Oliverio fue mi primera mascota propiamente dicha,
aunque en tiempos jipientos tuve un conejo de ojos
rojos, dejó la casa hecha un desastre, duró poco o un par de semanas, supe
después que los conejos no soportan vivir solitarios.
Claro está que como todo niño cuando chico en Natales
tuve un perro, pero no lo veía como
mascota, se llamaba "Copito", aunque vivía en el frontis de casa era un perro peludo vagabundo, nunca
se bañaba, fue así que murió tiñoso; como se acostumbraba de antiguo un tío metió
el cuerpo en unos de esos sacos de cáñamo paperos y lo fue a tirar
al cementerio natural de animales que era la costanera del seno de Última Esperanza.
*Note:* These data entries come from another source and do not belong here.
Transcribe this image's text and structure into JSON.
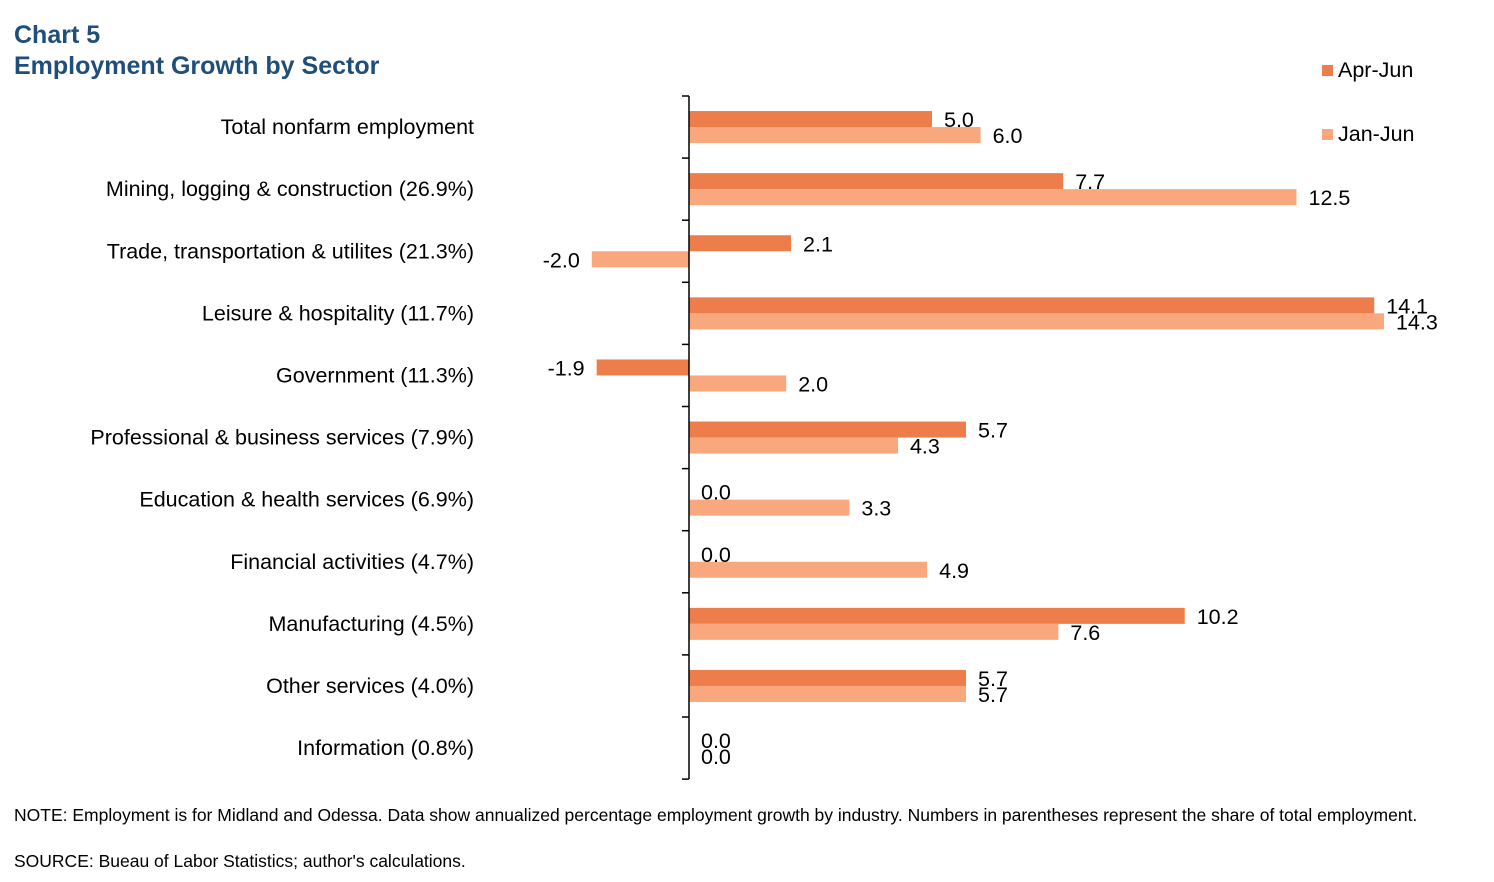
{
  "header": {
    "chart_number": "Chart 5",
    "title": "Employment Growth by Sector"
  },
  "colors": {
    "title": "#1F4E79",
    "series_apr_jun": "#ED7D4A",
    "series_jan_jun": "#F9A77D"
  },
  "chart_data": {
    "type": "bar",
    "orientation": "horizontal",
    "title": "Employment Growth by Sector",
    "categories": [
      "Total nonfarm employment",
      "Mining, logging & construction (26.9%)",
      "Trade, transportation & utilites (21.3%)",
      "Leisure & hospitality (11.7%)",
      "Government (11.3%)",
      "Professional & business services (7.9%)",
      "Education & health services (6.9%)",
      "Financial activities (4.7%)",
      "Manufacturing (4.5%)",
      "Other services (4.0%)",
      "Information (0.8%)"
    ],
    "series": [
      {
        "name": "Apr-Jun",
        "color": "#ED7D4A",
        "values": [
          5.0,
          7.7,
          2.1,
          14.1,
          -1.9,
          5.7,
          0.0,
          0.0,
          10.2,
          5.7,
          0.0
        ]
      },
      {
        "name": "Jan-Jun",
        "color": "#F9A77D",
        "values": [
          6.0,
          12.5,
          -2.0,
          14.3,
          2.0,
          4.3,
          3.3,
          4.9,
          7.6,
          5.7,
          0.0
        ]
      }
    ],
    "data_label_format": "0.0",
    "legend_position": "top-right",
    "grid": false
  },
  "footer": {
    "note": "NOTE: Employment is for Midland and Odessa. Data show annualized percentage employment growth by industry. Numbers in parentheses represent the share of total employment.",
    "source": "SOURCE: Bueau of Labor Statistics; author's calculations."
  }
}
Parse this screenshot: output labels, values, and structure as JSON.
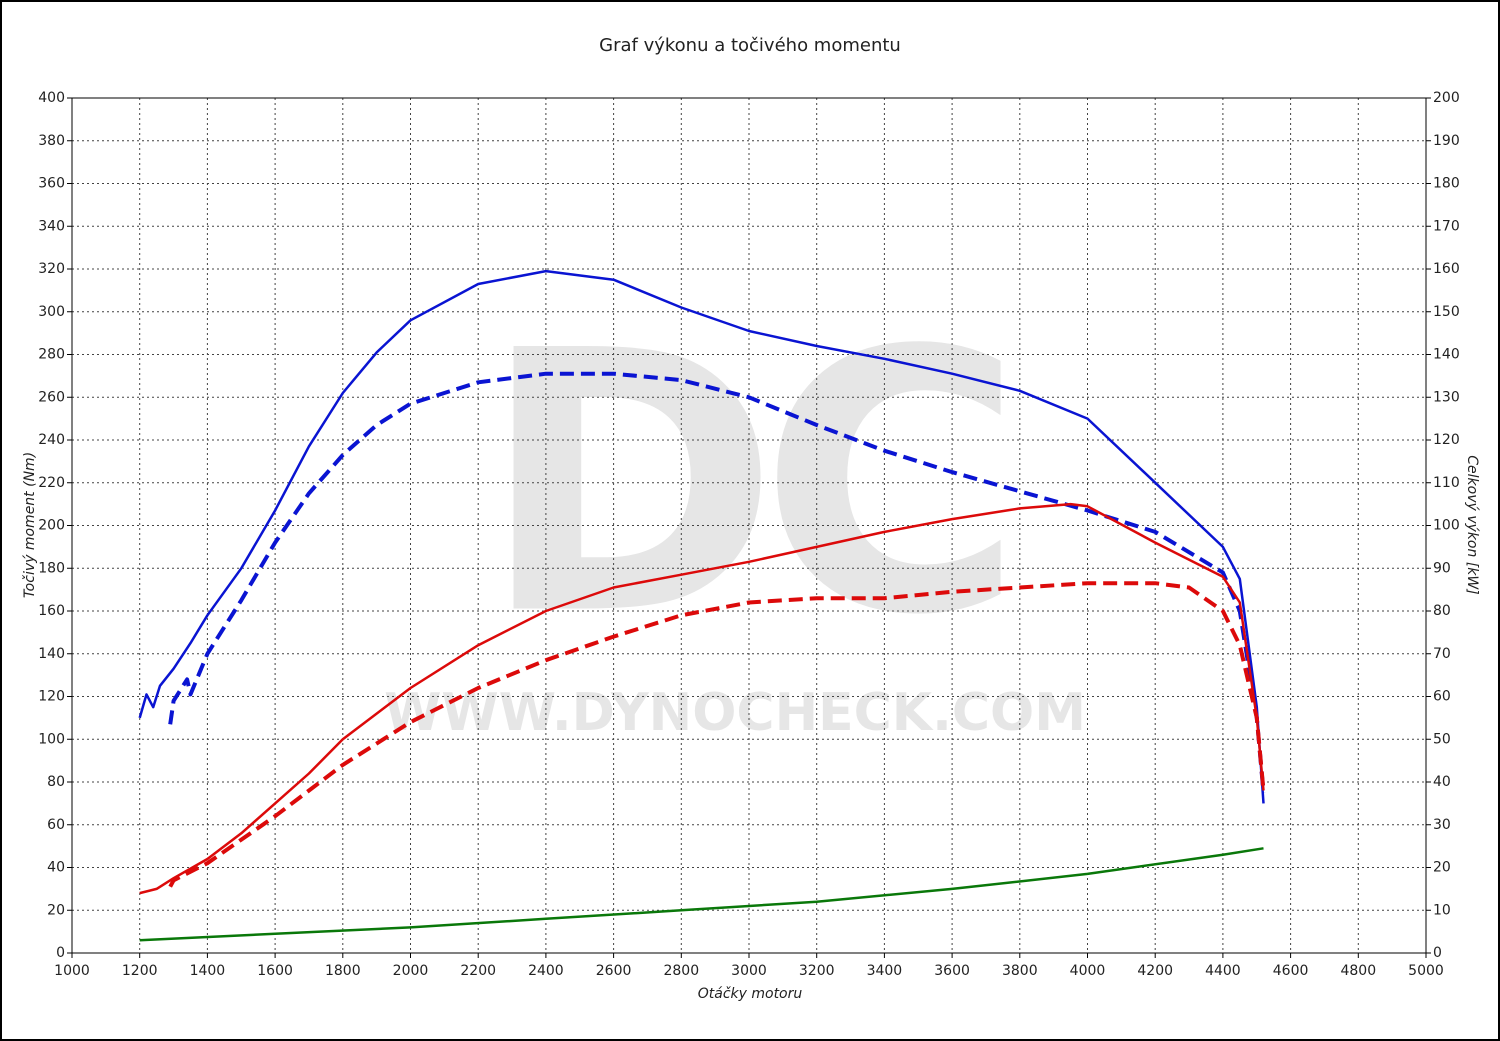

Tuve también contacto con los caninos cuando el
año 1974 fuimos a visitar a unos familiares de Castro, vivían en una casona
vieja cercana a los palafitos, poseían una quinta enorme, ahí conocí manzanos
y cerezos, pero también a un feroz mastín negro que mantenían encerrado, de
solo verlo me aterrorizaba, sentía que me perseguía con su horrible mirada.
Una castreña tarde veraniega, mientras jugaba fútbol con mis nuevos primos, en un
descuido se soltó el perro, juro que no lo vi llegar, solo sentí que algo me
cogía por la espalda y me revolcaba, escuchaba su gruñido y las risas de mis
parientes. Tengo aún los colmillos marcados en el hombro y el recuerdo de la
aguja de la jeringa que me colocaron en el ombligo para evitar la rabia, fue la
primera vez que temí a la muerte.
Pero en los año 80 conocí a un perro simpático,
se llamaba “Picho” era igual al “Washington”, vivía con los abuelos de mi hijo,
era chico, blanco, sin cola, un ratonero que carecía de pedigrí, aunque hoy los siúticos le dirían "terrier chileno".
También por esos años me encontré a un can
desagradable, se llamaba "Rambo" y era un perro policía jubilado, porque sepan
ustedes que los perros se jubilan, hace poco nomás en Punta Arenas se jubiló
con honores Eros, un perro detector de drogas de la PDI.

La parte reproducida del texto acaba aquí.